Tuesday, November 11, 2003

BBC Denies Pro-Arab Bias, Hires 'Mid-East Monitor'



Not that I think a British Royal Charter buys objectivity anyway, but the BBC can't turn a blind eye to charges of bias any more. To those who read multiple sources, BBC coverage bias was nothing new. Heck, no one who listens to Peter Jennings thinks they're getting straight news if they have a brain ... but the BBC got so far out of control, buoyed by European anti-Semitism anyway, that even they had to do something about it.

So they brought back Malcolm Balen, a former editor of the Nine O'Clock News. Well, it's unlikely that an aging Brit who worked for the BBC during its anti-Israeli heyday is the guy to make sure things stay balanced, but at least they're acknowledging the problem.
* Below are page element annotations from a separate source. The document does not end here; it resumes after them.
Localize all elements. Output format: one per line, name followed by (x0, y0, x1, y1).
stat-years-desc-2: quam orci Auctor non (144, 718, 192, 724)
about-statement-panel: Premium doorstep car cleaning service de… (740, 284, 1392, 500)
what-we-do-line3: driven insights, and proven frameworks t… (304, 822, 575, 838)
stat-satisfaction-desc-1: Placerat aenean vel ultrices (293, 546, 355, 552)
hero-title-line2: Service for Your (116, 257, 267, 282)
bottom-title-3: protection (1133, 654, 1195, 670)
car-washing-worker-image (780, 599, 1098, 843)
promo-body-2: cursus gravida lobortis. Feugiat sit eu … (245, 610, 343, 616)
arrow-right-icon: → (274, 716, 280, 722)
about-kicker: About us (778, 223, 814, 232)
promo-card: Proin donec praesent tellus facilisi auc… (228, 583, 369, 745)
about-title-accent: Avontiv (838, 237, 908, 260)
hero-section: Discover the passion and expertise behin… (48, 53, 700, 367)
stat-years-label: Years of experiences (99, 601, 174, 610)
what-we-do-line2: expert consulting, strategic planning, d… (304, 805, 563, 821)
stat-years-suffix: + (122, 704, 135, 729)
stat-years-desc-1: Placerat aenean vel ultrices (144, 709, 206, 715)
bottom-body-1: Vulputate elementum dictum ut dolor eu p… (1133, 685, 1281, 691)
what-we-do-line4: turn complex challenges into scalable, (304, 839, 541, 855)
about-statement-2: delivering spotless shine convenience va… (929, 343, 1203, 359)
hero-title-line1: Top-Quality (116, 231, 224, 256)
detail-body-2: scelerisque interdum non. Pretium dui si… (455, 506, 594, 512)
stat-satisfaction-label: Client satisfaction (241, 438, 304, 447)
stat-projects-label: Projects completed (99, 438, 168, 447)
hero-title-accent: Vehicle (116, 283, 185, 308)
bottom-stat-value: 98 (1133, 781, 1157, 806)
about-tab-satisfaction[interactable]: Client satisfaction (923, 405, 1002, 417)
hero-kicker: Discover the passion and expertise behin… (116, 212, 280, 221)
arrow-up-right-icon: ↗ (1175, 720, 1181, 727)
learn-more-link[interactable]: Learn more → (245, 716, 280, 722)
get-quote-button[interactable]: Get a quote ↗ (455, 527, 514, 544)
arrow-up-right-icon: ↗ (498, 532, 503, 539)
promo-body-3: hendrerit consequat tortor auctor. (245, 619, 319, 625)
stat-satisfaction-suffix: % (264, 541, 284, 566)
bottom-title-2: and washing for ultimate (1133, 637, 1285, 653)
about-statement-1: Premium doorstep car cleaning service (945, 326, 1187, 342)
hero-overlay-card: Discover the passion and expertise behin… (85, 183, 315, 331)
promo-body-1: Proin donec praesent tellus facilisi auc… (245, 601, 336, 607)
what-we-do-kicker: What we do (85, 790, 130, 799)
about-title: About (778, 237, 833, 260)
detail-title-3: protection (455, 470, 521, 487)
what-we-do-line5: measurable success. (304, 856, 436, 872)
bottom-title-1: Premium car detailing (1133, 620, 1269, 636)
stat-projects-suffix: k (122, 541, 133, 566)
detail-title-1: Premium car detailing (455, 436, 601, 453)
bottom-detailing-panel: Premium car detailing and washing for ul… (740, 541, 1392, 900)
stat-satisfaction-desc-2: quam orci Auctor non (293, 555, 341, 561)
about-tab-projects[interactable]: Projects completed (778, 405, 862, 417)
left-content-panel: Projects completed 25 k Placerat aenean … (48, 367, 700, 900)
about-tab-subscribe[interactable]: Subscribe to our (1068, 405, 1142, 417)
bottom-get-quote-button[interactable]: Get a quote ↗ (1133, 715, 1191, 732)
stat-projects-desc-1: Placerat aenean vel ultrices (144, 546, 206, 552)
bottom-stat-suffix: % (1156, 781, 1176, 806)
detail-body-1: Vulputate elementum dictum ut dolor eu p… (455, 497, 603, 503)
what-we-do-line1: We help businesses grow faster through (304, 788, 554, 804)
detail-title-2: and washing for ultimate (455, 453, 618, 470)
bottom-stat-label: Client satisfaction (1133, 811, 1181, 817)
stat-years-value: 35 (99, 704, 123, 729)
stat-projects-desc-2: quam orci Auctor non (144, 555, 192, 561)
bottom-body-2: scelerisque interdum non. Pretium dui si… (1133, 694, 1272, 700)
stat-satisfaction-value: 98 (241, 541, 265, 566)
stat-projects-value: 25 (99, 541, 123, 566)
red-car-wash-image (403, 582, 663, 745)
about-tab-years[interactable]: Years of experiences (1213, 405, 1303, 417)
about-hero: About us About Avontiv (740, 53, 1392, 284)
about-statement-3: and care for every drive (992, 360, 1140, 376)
Not that they had a choice, since they were tired of being shut out of Israeli news conferences.

Relations between the BBC and the Israeli government hit a low point this summer when the latter "withdrew co-operation" in protest at a BBC documentary about the country's weapons of mass destruction.

Ariel Sharon, the Israeli prime minister, later barred the BBC from his meeting with the British press during a visit to London.

The BBC has also been the target of Downing Street accusations that it toed a pro-Baghdad line over the Iraq war and that it influenced the Today program's handling of the dossier story that is the subject of the Hutton Inquiry.